Shore's a dean, Masi continues

The face of McGill's future senior administration is becoming clearer as two more major appointments were approved by the Board of Governors on Monday.

Professor Bruce Shore, chair of the Department of Educational and Counselling Psychology, will be McGill's next dean of students, while Acting Vice-Principal (Information Systems and Technology) Anthony Masi will become permanent in his current portfolio. Shore's five-year term will begin on June 1, while Masi's appointment will end on August 31, 2005.

A well-respected authority on how to design appropriate educational experiences for gifted children and an expert on what makes these kids gifted in the first place, Shore's research has earned awards from the National Association for Gifted Children and Mensa International. His expertise in these areas has been sought out by Canadian and U.S. government officials and UNESCO.

He says his interest in helping university students achieve their potential is no stretch. "Where do gifted children go when they grow up? They go to university."

Shore says he was something of an accidental candidate for the job. "I originally had no interest in applying for the job. I became interested through the process of searching for a replacement for Rosalie [outgoing Dean of Students Rosalie Jukier]. This wasn't on my planned career path."
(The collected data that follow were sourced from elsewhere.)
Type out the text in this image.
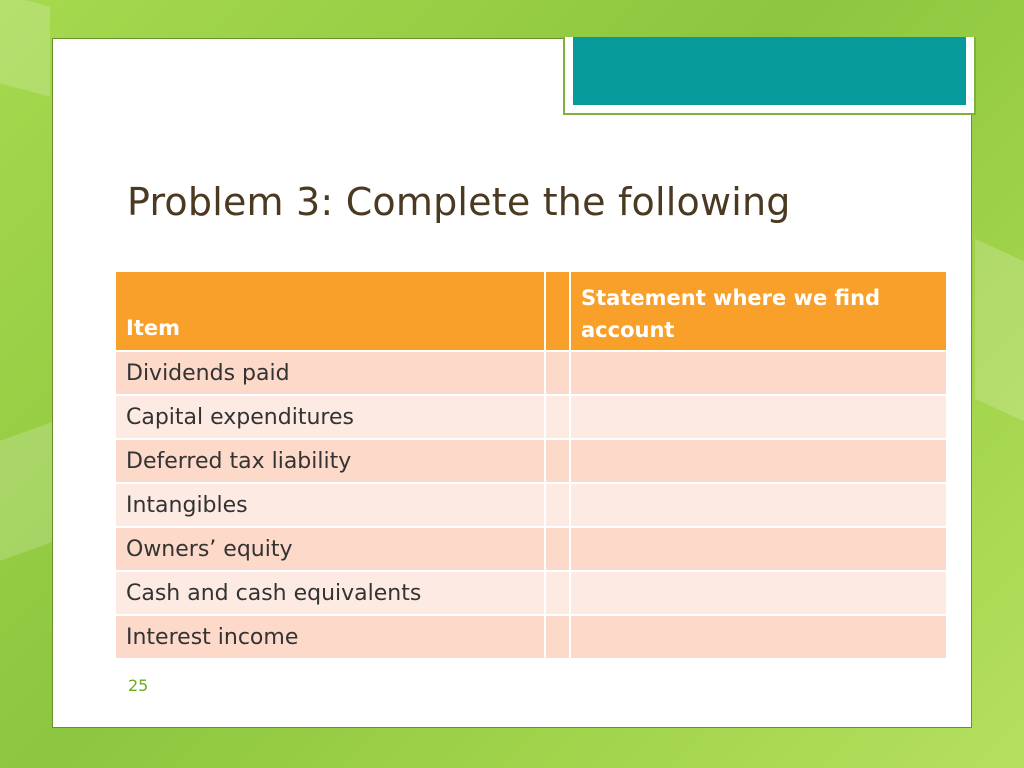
Problem 3: Complete the following
Item		Statement where we find account
Dividends paid		
Capital expenditures		
Deferred tax liability		
Intangibles		
Owners’ equity		
Cash and cash equivalents		
Interest income		
25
Shore says it's early in the game to predict what he'll be doing as dean, but he has some ideas.

"We're desperately short of student residences, so that will obviously be something we need to address."

In addition, Shore says he was intrigued by a recent report issued by the Students' Society which included a call for McGill to find more ways to involve undergraduates in the University's research activities. "If this is a research-driven university, what should undergraduates' experiences be? I would like that dialogue to move up a notch.

"I'm very interested in how we welcome our students. They come from all over the world and once they're here, we expect a lot from them [academically]."

While McGill is a big place, Shore says he wants to do all he can to make students feel that they are part of a community rather than simply consumers of McGill's educational wares. "I want them to remember their time here for the rest of their lives."

Shore tends to be one of the more persistent questioners of administrative initiatives during Senate sessions. Asked if it might feel odd to become a part of the administration, Shore says he doesn't think so.

Despite the occasional disagreements, he paints McGill as a remarkably collegial place. "I've been a departmental chair and there have been plenty of times where I wished I could get more money [from the administration]. I've been the president of MAUT (the McGill Association of University Teachers, which sometimes finds itself at odds with the administration) and I've never been refused a courteous discussion on any topic I've raised with any member of the senior administration. Once I get to Senate [as a dean] I'm not so sure that I won't keep on asking questions."

Once June rolls around, Shore says he'll begin his new position "slowly, carefully and with my ears wide open."

Electrical and computer engineering professor Frank Galiana sat on the advisory committee that recommended Shore as the next dean of students. He says committee members were impressed by Shore's academic accomplishments, but what really stuck with them was his obvious enthusiasm for working with students.

Physics professor Martin Grant sat on the advisory committee that recommended that Masi carry on as vice-principal.

Grant says there was no shortage of testimonials from senior administrators and colleagues "about what a great guy he is to work with. He is a very straightforward kind of guy, someone with a lot of common sense."

Grant says committee members were impressed by the efforts Masi made before he took on the VP (IST) position in coordinating the organization of local area networks in the Faculty of Arts.